Learning that you or a loved one has a terminal illness presents many challenges. It can also present opportunities for life review, realized potential, celebration of accomplishments, reconnection with loved ones, and reconciliation. The Spiritual Care team at American Care is available to assist you with the challenges and opportunities that may arise.
Spirituality can be described as that which gives meaning to life. It refers to the universal human need for love, hope, relatedness, value, and dignity. Spirituality may or may not involve religious beliefs and practices. The words religion and spirituality are often used interchangeably, but they are in fact very different.

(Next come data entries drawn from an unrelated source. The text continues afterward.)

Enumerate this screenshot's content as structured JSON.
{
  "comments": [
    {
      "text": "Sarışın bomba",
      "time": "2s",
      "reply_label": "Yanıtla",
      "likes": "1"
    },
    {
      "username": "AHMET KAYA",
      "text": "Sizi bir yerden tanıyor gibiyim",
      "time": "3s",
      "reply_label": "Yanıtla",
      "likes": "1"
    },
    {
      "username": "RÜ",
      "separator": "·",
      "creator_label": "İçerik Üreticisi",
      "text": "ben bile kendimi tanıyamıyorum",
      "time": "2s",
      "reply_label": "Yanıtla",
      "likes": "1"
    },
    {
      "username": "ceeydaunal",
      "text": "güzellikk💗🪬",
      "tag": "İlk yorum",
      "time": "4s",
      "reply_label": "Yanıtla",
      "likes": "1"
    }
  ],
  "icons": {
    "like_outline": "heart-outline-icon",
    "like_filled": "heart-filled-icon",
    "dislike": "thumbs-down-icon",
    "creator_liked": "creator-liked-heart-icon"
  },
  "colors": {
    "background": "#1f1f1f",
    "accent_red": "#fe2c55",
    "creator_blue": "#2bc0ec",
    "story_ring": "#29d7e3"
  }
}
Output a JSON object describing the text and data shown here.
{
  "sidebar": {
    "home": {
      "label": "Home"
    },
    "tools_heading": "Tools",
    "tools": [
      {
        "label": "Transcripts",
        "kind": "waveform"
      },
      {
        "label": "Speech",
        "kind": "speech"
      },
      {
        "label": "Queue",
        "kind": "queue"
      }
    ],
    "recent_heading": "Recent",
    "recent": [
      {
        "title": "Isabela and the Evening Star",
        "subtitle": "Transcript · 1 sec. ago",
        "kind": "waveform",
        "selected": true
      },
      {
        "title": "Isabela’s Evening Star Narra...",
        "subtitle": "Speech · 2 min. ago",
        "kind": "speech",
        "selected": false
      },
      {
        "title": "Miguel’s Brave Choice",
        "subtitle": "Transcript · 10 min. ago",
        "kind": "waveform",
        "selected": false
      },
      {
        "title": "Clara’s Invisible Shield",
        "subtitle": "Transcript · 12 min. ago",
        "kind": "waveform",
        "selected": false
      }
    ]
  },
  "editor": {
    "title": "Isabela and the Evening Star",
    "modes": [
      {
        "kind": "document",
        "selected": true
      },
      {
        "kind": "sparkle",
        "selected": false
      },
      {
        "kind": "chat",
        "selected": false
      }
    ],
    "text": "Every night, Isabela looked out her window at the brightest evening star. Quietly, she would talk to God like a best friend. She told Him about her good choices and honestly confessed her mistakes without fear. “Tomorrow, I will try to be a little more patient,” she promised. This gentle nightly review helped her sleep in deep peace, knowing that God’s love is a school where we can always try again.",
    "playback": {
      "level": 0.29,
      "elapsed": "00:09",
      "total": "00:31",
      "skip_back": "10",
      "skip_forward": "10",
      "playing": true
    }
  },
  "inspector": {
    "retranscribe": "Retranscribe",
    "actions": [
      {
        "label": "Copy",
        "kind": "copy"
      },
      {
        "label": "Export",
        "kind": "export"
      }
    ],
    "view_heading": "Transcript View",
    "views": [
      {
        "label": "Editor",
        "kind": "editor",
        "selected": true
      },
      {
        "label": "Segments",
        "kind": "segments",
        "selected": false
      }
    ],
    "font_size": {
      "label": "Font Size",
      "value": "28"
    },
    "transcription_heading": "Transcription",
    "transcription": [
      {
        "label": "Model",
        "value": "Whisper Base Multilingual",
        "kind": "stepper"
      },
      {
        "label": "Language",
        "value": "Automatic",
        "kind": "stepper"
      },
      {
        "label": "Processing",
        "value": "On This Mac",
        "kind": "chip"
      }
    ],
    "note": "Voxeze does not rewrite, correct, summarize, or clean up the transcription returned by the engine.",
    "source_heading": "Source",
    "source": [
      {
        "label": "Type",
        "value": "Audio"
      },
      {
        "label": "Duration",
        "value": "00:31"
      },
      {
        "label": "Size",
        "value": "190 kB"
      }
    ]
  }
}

Spirituality can be defined as our inner belief system. It helps individuals to search for the meaning and purpose of life, and it helps them to experience hope, love, inner peace, comfort and support. Religion refers to a belief system that you follow. Religion involves rituals – the externals of our belief system. Not everyone is religious, nor is religion a requirement for spirituality. It is important to remember that a person may not practice a religion but may still have spiritual needs that should be met.
As a member of the hospice team, a spiritual care counselor can be present with you or your loved one as important decision’s are made at the end of life. Each counselor is trained to create safe environments in which exploration of concerns and expression of feelings can be shared without judgment. Fear, anxiety, despair and even physical pain diminish when one feels heard and accepted in the process of coming to terms or coping with terminal illness.
Many issues patients want to talk about are not necessarily religious issues, but life concerns. How has my life had value? What has been important to me in my life? What do I have left to do before I die? Who is important to me?
A spiritual care counselor can provide support and an objective, listening presence as one considers questions about the purpose of life, suffering, self-worth, need for forgiveness, and the progressive losses that accompany a life limiting illness. Contemplating one’s life can help establish a person’s legacy, how one lives on in the future, or how one would like to be remembered. A spiritual care counselor may also provide an honoring and caring presence for those unable to verbalize their thoughts or feelings.
Calming presence; prayer; ritual and observance of religious practices; empathetic listening; serve as liaison to community clergy; exploration of hope and meaning; pre-bereavement counseling; life review; funeral and memorial services; affirmation of strengths; support to family, staff and others; spiritual counseling.
Spiritual care is provided by hospice chaplains who are specially trained in listening skills and in understanding death and dying issues. The chaplains are members of the hospice interdisciplinary team so that a picture of the patient as a whole person can be brought into better focus. Hospice chaplains can also interface with your own clergy and assist them in your care. In addition, you may also receive spiritual care from other members of the hospice team.